Every free group admits a fixed-point-free involution automorphism This comes from an exercise in Rotman's "An Introduction to the Theory of Groups":

11.6) Show that a free group $F$ of rank $\geq 2$ has an automorphism $\phi$ with $\phi(\phi(w)) = w$ for all $w \in F$ and with no fixed points ($\phi(w) = w \implies w = 1$).

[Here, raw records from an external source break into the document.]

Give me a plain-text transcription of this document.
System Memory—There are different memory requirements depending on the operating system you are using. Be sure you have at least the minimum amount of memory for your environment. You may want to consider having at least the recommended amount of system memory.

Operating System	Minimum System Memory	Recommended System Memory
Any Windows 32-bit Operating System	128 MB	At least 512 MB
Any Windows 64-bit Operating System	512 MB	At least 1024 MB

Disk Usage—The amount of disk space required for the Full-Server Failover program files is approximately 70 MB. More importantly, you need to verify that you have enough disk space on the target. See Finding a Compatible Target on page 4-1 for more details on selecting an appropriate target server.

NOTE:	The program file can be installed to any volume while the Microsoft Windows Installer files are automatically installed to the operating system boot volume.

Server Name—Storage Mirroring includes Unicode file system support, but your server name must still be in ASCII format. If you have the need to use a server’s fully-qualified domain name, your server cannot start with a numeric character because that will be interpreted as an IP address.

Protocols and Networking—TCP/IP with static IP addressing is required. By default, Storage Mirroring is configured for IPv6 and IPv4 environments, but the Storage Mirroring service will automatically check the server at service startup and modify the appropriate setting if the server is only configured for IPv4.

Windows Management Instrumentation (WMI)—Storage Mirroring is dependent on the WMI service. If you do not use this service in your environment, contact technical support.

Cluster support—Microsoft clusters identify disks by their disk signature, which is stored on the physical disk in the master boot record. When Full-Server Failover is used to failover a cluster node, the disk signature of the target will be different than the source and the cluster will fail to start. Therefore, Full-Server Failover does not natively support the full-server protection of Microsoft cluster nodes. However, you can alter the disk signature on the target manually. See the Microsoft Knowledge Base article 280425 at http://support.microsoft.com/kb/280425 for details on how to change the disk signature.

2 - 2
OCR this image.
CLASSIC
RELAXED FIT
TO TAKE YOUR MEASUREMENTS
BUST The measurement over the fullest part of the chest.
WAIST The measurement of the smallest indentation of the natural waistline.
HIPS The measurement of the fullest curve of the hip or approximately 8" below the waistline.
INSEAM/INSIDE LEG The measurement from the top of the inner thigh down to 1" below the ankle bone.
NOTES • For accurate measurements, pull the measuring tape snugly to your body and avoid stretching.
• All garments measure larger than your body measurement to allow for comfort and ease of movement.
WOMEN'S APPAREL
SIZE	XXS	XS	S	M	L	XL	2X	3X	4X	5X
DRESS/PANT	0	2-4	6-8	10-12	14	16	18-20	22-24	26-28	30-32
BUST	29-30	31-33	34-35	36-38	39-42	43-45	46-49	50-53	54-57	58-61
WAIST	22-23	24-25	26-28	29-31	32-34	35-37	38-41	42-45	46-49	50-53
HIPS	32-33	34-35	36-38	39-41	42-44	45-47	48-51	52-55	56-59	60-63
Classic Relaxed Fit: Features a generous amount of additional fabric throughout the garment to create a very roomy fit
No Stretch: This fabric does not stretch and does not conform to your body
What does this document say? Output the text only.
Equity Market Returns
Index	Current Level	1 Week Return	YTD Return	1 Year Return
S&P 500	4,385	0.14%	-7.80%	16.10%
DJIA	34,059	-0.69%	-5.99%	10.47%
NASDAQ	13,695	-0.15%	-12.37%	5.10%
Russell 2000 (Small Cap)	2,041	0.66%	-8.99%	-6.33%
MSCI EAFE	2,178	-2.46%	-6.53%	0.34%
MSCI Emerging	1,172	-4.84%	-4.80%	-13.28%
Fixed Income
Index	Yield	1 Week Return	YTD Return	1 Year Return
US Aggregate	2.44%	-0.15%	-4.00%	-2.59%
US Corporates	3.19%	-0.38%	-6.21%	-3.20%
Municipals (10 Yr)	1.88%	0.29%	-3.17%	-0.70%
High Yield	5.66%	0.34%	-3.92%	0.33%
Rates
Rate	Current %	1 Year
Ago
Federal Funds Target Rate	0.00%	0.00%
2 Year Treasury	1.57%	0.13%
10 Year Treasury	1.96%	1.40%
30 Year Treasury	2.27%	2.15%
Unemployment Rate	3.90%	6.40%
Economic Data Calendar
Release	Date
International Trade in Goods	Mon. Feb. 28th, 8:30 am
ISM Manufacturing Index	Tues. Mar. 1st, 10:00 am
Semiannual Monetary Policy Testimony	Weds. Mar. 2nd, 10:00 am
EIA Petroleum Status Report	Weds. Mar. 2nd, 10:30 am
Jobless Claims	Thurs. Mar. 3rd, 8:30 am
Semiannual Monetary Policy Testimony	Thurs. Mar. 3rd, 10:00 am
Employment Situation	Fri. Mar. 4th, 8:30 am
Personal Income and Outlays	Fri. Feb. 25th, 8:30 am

I started out by working out some finitely generated cases, to make it a bit easier at first, and maybe get a general idea of $\phi$ for an arbitrary free group. The case where $F$ has rank $2$ is trivial: we can swap the generators. In fact, for any even rank, the same holds. This made me feel like there was some way to pick a permutation of the generators.
Enter rank $3$. The only permutations in $S_3$ that have order $2$ are transpositions - but these obviously have a fixed point, and thus don't work. So this is where I got stuck...
I also thought about how every free group (I think - I don't recall if it's true about those of uncountable rank) is a subgroup of the free group on $2$ generators, so maybe the switch of the two would induce an automorphism on its free subgroups, but I couldn't find anyway to make it work...
Could anyone please provide a hint as per how to procede, at least in the rank 3 case? And does this result still hold for any (even uncountable) rank? Rotman's "$\geq 2$" didn't quite make it clear if he only meant finite rank for me.
Thanks in advance!
 A: Here's an order 2 automorphism $f : F \to F$ of the rank 3 free group $F=\langle x, y, z \rangle$ with no fixed points (except the identity):
\begin{align*}
f(x) &= z y^{-1} \\
f(y) &= y^{-1} \\
f(z) &= x y^{-1}
\end{align*}
The way that I got this is by using topology. The rank $3$ free group is the fundamental group of any connected, finite graph of Euler characteristic $-2$. If you can cook up a connected, finite graph $G$ with $\chi(G)=-2$, and an order $2$ self-homeomorphism $h : G \to G$ which has a fixed vertex $v$ and no fixed loops, then when you write down an isomorphism
$$\langle a,b,c \rangle \approx \pi_1(G,v)
$$
you should be able to also write down the formula for the induced fundamental group isomorphism $h_* : \pi_1(G,v) \to \pi_1(G,v)$ which will be of order 2 (because $h$ has order 2) and has no fixed elements (because $h$ has no fixed loops).
I used the graph $G$ with two vertices $p,q$ and three edges $\alpha,\beta,\gamma,\delta$ each oriented with intial vertex $p$ and terminal vertex $q$. This graph has an order $2$ self-homeomorphism $h$ fixing each of $p$ and $q$, defined by
\begin{align*}
h(\alpha) &= \gamma\\
h(\gamma) &= \alpha\\
h(\beta) &= \delta\\
h(\delta) &= \beta
\end{align*}
The isomorphism $\langle a, b, c \rangle \mapsto \pi_1(G,v)$ is given by
\begin{align*}
a &\approx \alpha \, \bar\delta \\
b &\approx \beta \, \bar \delta \\
c &\approx \gamma \, \bar \delta
\end{align*}
and deriving the formula for $h_*$ is now just a computation. For example
\begin{align*}
h_*(a) &= [h(\alpha \, \bar \delta)] \\
 &= [\gamma \, \bar  \beta] \\
 &= [\gamma \, \bar  \delta \,  \delta \, \bar  \beta] \\
 &= [\gamma \, \bar  \delta] \, [\beta \, \bar  \delta]^{-1} \\
 &= z  \, y^{-1}
\end{align*}

It should not be hard to generalize this to any free group of odd finite rank.
And for groups of any infinite rank, just subdivide the free basis into subsets of size $2$ and do what you did for even ranks.
A: Promoting my comment to an answer:  let $\phi$ be the automorphism sending each generator of $F$ to its inverse.  This clearly has order 2 (for free groups of arbitrary rank $\geq 1$), and since it sends each reduced word $x_{i_1}^{e_1} \cdots x_{i_n}^{e_n}$ to the reduced word $x_{i_1}^{-e_1} \cdots x_{i_n}^{-e_n}$, its only fixed point is the identity.